Fatal Lisbon Funicular Crash Halts Hill Lifts, Disrupting Commutes

The abrupt stand-still of Lisbon’s historic hill lifts has laid bare a chain of technical missteps, shaky maintenance records and a yawning regulatory loophole that investigators say culminated in the September crash that killed 16 passengers on the Ascensor da Glória. The preliminary report, published this week, turns what at first looked like a freak failure into a textbook example of how small shortcuts can snowball into catastrophe.
A tragedy on the Calçada
Morning commuters climbing the steep artery that links Restauradores to Bairro Alto heard what witnesses describe as a "metallic snap" before one car of the century-old funicular raced downhill. Within seconds, 16 lives were lost and 23 people were left with life-altering injuries, turning a beloved piece of Lisbon heritage into a national mourning symbol. The crash also struck at the heart of the capital’s everyday mobility: nearly 5,000 riders a day relied on the Glória and her sister lifts for short but essential journeys up the city’s hills.
Inside the cable that was never meant to carry people
Engineers from the GPIAAF discovered that the steel rope installed late last summer bore no EU certification, failed to match Carris’s own specifications and was not designed for use with the swivels (destorcedores) the system employs. The rope’s core was fibre instead of steel, its rated breaking force fell below the EN 12385-8 minimum and, crucially, it lacked the paperwork proving suitability for passenger transport. After only 337 days of service, strands started to give way at a point hidden from view unless the assembly was dismantled, leaving routine visual inspections powerless to spot the danger.

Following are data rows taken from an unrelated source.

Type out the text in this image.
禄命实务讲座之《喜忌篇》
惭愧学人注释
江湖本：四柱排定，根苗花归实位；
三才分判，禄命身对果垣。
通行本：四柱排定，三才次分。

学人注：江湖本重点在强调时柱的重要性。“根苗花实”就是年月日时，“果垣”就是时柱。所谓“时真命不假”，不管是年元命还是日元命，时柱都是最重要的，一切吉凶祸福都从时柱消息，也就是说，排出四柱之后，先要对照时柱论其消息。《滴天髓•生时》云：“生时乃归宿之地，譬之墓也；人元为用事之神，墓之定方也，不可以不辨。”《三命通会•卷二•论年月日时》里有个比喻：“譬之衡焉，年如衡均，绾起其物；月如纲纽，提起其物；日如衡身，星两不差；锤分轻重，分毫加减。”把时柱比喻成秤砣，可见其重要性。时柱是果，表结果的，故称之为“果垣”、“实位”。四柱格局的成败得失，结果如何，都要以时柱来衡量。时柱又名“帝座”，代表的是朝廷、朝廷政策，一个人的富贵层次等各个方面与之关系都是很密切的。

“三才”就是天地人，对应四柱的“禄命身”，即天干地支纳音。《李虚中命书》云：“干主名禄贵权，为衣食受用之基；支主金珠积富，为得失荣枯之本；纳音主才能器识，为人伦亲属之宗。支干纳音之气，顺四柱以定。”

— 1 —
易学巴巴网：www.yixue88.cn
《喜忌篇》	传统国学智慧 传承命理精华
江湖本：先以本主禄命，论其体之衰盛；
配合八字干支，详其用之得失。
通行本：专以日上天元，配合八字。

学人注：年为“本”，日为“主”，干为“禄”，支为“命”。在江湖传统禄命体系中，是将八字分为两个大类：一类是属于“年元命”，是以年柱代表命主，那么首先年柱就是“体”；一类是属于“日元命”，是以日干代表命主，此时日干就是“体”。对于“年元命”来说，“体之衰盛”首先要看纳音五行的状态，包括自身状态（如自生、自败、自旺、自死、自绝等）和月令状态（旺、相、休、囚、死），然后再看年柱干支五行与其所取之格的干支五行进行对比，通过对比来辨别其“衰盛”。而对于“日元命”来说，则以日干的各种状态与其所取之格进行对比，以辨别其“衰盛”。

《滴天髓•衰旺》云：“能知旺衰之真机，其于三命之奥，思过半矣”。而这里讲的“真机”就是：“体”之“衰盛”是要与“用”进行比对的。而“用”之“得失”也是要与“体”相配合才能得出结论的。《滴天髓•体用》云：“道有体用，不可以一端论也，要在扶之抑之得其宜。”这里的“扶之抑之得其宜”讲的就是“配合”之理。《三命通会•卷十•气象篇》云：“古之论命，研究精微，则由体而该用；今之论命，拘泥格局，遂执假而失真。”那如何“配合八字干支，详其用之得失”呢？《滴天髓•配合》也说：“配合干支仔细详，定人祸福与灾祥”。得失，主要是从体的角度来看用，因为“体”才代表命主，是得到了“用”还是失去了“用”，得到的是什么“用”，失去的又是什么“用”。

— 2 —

Maintenance: ticked boxes, missing work
Logbooks show tasks marked as completed that, according to investigators, "simply did not happen". Critical procedures were executed "in an ad-hoc, non-standard manner", while the subcontractor MNTC (Main) admitted it had no in-house cableway engineer. Carris’s own acceptance process also failed: the rope was signed off after a surface glance and a handshake, with no destructive or magnetic testing. To compound the risk, the emergency brakes—originally conceived as a redundant safety layer—had never been upgraded to cope with the heavier electric cars introduced over the past decade. When the rope snapped, the braking force proved insufficient.
A legal vacuum now impossible to ignore
Portugal transposed the EU Cableway Regulation 2016/424 into national law in 2020, yet funiculars older than that statute remained in a grey zone. The GPIAAF report calls this gap "a systemic weakness" and urges an immediate rewrite of rules on historical cable transport. The Instituto da Mobilidade e dos Transportes confirms that new legislation is "weeks, not months" away, promising mandatory third-party certification of ropes, clamps and brakes. Lisbon mayor Carlos Moedas insists the disaster was "technical, not political", but critics in the Assembleia da República argue that chronic under-funding of public oversight paved the way for the tragedy.
Tourism, commuters and a silent skyline
With all three Lisbon funiculars—Glória, Lavra and Bica—plus the Elevador de Santa Justa grounded indefinitely, visitors find fewer postcard rides and residents face longer walks or crowded buses on the hillsides. Hoteliers in Bairro Alto report a 12 % dip in autumn bookings they attribute partly to the lifts’ absence. Ride-sharing apps fill some of the gap, yet environmental groups worry that extra car traffic undermines the city’s low-emission goals.
How Portugal compares in Europe
Similar rope failures have been virtually absent across the continent since 2020, underscoring how unusual Lisbon’s oversight lapse is. Switzerland, France and Austria all require dual certification—manufacturer plus independent lab—before a rope is installed. Under EN 12385-8, cables must be traceable back to the mill. By contrast, the rope ordered for the Glória arrived with no mill certificate, no tensile test report and only a generic leaflet. Transport lawyers suggest the episode could become a European case study in balancing heritage preservation with modern safety standards.
The road—or rail—back to service
Carris has already sourced replacement cables from an Italian supplier accredited under EN 12385-8, but every attachment, pulley and brake shoe must now pass a fresh finite-element stress analysis before the lifts roll again. The company refuses to set a reopening date, saying only that passenger safety will dictate the calendar. For now, Lisbon residents can expect a quieter skyline and a louder debate on how twenty-first-century Portugal protects the nineteenth-century icons that still move the city.